All roads lead to Universal Health Coverage – and women will deliver it

2 December 2017

“All roads lead to universal health coverage—and this is our top priority at WHO.” Dr Tedros Adhanom, Director General, World Health Organisation (1)

Universal Health Coverage (UHC) is currently the most hotly debated and visionary goal in global health. In 2015 all UN member states committed under the Sustainable Development Goals (SDGs) 2016- 2030 to: “Achieve universal health coverage, including financial risk protection, access to quality essential health-care services and access to safe, effective, quality and affordable essential medicines and vaccines for all.” SDG Goal 3, Target 3.8

This UHC Day, 12th December 2017, a high level UHC Forum opens in Tokyo to drive achievement of UHC by 2030. However, there is a major gap in the agenda – gender equality and its central role in the achievement of UHC.

A big idea is needed to drive a step change in global health and the new DG of WHO, Dr Tedros, has set achieving UHC as the key objective of his tenure at WHO. UHC is not a new idea but it now has a powerful global champion, a timetable for delivery and wide support amongst women’s health advocates. With this momentum growing, UHC has a real chance globally, however, addressing gender equality will make or break achievement of UHC.

WHO defines UHC as “ensuring that all people have access to needed promotive, preventive, curative and rehabilitative health services, of sufficient quality to be effective, while also ensuring that people do not suffer financial hardship when paying for these services.” (2). UHC is a broad set of parameters that should be adapted to local circumstances.  There is no UHC blueprint that can be copied from countries that have it and pasted into countries that don’t.

It goes without saying that healthcare is one of the most politically contentious issues for governments everywhere. Introducing UHC has major political and financial implications with people living longer, young populations in some lower income countries, developments in medicine and technology, the epidemiological transition from infectious diseases to non-communicable diseases and the ever-present threat of pandemics all adding pressure to health budgets. To reach UHC government funding will be needed to subsidise those unable to pay.

And significantly, the definition of UHC governments adopted in the SDGs includes prevention and health promotion, and therefore goes wider than the remit of Health Ministries alone. UHC will entail addressing social, political and commercial determinants of health including sex and gender based health determinants. Implementation at country level is likely to be a dynamic process, rolled out over time.

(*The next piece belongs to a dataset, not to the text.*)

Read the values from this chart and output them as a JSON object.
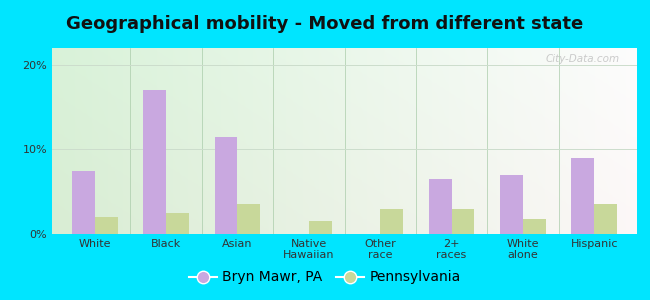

UHC will take different forms in different countries and move at different speeds but one thing is clear – UHC will not be achieved anywhere without addressing gender equality and particularly, the role of women in the global health workforce.

 

Gender Equality Impacts on UHC

“At present, no government in the world is systematically applying a gender lens to its UHC system.”  – Rodin (3)

1. The ‘Universal’ in UHC means that it must reach everyone regardless of gender, ethnicity, caste, income or any other social or personal characteristic. UHC must reach all women and girls everywhere. Success in achieving UHC will be measured by who is included and can access the care they need. This is fundamentally different from the Millennium Development Goals (MDGs), forerunners of the SDGs, which measured aggregate progress by country.  Those average national figures, on maternal deaths for example, could and did mask huge variations within one country between women in cities and rural areas, rich and poor women, women from different racial groups etc. In many countries women and girls have the least access to health services, particularly those from marginalized social groups, and will be the hardest to reach. Extending health coverage to all women and girls everywhere will determine achievement of UHC at national and global levels.

2. Women are the majority of the world’s poor and therefore less able to afford health care than men:  UN Women reports that women are more likely to live in poverty than men in 41 out of 75 countries with data. Globally, women are less likely to be in paid employment than men and where they are employed, women globally earn on average 24 per cent less than men (4). Female headed households are particularly vulnerable to poverty, as women are less likely to own land and other assets than men and women enter old age less likely to have their own pension. Since women are the majority of the world’s poorest people and there are large lifetime income inequalities between men and women, women will be less likely than men to be able to pay for health care.  Women are likely therefore to be the major beneficiaries from UHC and it makes sense for governments to start UHC with women and girls in the poorest families and social groups. UHC will bring major change to the world’s poorest women, evening up life chances and relieving families of the crippling health bills that often mean they go without treatment they desperately need.